Orang yang pertama kali menyusun qira’at dalam satu kitab adalah Abu ‘Ubaidillah Al-Qasim bin salam [wafat.244 H]. Beliau telah mengumpulkan qira’at sebanyak kurang lebih 25 macam. Persoalan qira’at terus berkembang hingga masa Abu Bakar Ahmad bin ‘Abbas bin Mujahid yang terkenal dengan nama Ibn Mujahid. Beliaulah yang meringkas menjadi tujuh macam qira’at [qira’ah sab’ah] yang disesuaikan tujuh imam qari’. Ada beberapa pertimbangan mengapa Ibn Mujahid hanya memilih tujuh qira’at dari sekian banyak qira’at. Ketujuh tokoh qira’at itu dipilihnya dengan pertimbangan bahwa merekalah yang paling terkemuka, paling masyhur,paling bagus bacaannya, dan memiliki kedalaman ilmu dan usia panjang. Yang takkalah penting adalah bahwa para beliau di jadikan imam qira’at oleh masyarakat mereka masing-masing.

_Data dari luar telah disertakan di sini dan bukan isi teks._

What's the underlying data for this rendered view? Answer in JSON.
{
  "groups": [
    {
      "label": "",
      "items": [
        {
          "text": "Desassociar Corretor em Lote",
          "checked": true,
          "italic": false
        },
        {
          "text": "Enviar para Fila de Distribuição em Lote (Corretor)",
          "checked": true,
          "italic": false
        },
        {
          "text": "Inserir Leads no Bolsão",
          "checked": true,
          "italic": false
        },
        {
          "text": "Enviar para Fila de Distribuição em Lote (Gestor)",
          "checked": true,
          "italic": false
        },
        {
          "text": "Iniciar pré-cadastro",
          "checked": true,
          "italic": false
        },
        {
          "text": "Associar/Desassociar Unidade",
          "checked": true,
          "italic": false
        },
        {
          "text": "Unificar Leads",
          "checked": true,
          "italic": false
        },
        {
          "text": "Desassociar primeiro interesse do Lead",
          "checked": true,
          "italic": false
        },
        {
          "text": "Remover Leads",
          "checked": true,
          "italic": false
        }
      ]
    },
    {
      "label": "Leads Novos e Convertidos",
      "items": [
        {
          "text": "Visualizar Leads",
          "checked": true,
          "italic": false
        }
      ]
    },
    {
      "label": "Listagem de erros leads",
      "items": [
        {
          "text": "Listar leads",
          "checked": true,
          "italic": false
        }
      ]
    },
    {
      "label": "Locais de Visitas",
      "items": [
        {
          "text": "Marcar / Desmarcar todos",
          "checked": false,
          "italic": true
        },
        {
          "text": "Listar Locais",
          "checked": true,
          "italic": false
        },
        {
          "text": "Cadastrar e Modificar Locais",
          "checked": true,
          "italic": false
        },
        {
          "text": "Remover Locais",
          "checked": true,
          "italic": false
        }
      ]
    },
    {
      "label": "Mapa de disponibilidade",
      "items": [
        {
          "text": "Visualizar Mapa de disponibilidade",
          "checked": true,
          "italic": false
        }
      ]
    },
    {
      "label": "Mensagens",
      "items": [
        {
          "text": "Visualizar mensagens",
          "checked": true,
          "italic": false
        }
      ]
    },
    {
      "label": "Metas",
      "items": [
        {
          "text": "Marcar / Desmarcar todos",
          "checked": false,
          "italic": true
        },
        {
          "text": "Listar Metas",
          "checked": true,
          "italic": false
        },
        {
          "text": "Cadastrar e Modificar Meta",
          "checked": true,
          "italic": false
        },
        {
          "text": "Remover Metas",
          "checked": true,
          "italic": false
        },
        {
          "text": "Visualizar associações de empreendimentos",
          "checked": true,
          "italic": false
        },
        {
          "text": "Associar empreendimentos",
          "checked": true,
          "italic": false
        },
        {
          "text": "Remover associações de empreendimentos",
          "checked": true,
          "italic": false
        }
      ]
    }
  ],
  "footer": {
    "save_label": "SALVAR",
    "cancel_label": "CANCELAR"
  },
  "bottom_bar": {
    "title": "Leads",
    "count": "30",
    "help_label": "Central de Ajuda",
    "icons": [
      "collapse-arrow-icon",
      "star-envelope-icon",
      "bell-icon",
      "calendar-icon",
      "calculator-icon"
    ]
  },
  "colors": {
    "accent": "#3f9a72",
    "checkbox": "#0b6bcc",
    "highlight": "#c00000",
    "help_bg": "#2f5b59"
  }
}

2.      Latar Belakang Cara Penyampaian (Kaifiyat Al-Ada’)
Menurut analisis yang disampaikan Sayyid Ahmad Khalil,perbedaan qira’at itu bermula dari cara seorang guru membacakan qira’at itu kepada murid-muridnya. Beberapa ulama mencoba merangkum bentuk-bentuk perbedaan cara melafalkan Al-Qur’an itu sebagai berikut:
a.       Perbedaan dalam i’rab atau harakat kalimat tanpa perubahan makna dan bentuk kalimat. Misalnya pada firman Allah:
 “...yaitu orang-orang yang kikir,dan menyuruh orang lain berbuat kikir ...”(Q.S.An-nisa’[4]:37)
Kata Al-bakhl yang berarti kikir disini dapat dibaca fathah pada huruf ba’nya sehingga dibaca “bi Al-bakhli”;dapat pula dibaca dhammah pada ba’nya sehingga menjadi “bi Al-bukhli”.
b.      Perbedaan pada i’rab dan harakat (baris) kalimat sehingga mengubah maknanya. Misalnya pada firman Allah:
“Ya Tuhan kami, jauhkanlah jarak perjalanan kami.”(Q.S.Saba’[34]:19)
Kata yang diterjemahkan menjadi jauhkanlah di atas adalah ba’id karena statusnya sebagai fi’il amr; boleh juga dibaca ba’ada yang berarti kedudukannya menjadi fi’il madhi, sehingga artinya telah menjauh.
c.       Perbedaan pada perubahan huruf antara perubahan i’rab dan bentuk tulisannya, sementara maknanya berubah. Misalnya pada firman Allah:
“...dan lihatlah kepada tulang belulang keledai itu,kemudian Kami menyusunnya kembali.”(Q.S.Al-Baqarah[2]:259)
Kata nunsyizuha (Kami menyusun kembali) yang ditulis dengan menggunakan huruf za’diganti dengan huruf ra’ sehingga menjadi berbunyi nunsyiruha yang berarti “Kami hidupkan kembali,”
d.      Perubahan pada kalimat dengan perubahan pada bentuk tulisannya, tetapi maknanya tidak berubah. Misalnya pada firman Allah:
“...dan gunung-gunung seperti bulu yang dihambur-hamburkan.”(Q.S.Al-Qari’ah[101]:5)
Beberapa qira’at mengganti kata ka “al-‘ihin”dengan kata ka “ash-shufi” sehingga yang mulanya bermakna “bulu-bulu” berubah menjadi “bulu-bulu domba”. Perubahan seperti ini , berdasarkan ijma’ ulama tidak dibenarkan,karena bertentangan dengan mushaf ‘Utsmani.
e.       Perbedaan pada kalimat di mana bentuk dan maknanya berubah pula. Misalnya pada ungkapan thal’in mandhud menjadi thalhin mandhud.
f.       Perbedaan pada mendahulukan dan mengakhirkannya. Misalnya pada firman Allah:
“Dan datanglah sakaratul maut dengan sebenar-benarnya.”(Q.S.Qaf[50]:19)
Menurut suatu riwayat,Abu Bakar pernah membacanya menjadi Wa ja’at sakrat Al-haqq bi Al-maut. Abu Bakar menggeser kata “al-maut”ke belakang,sementara kata “al-haqq” dimajukan ke tempat yang ia geser ke belakang. Setelah mengalami pergeseran ini,bila diterjemahkan kedalam bahasa indonesia,kalimat itu menjadi: “Dan datanglah sekarat yang benar-benar dengan kematian.”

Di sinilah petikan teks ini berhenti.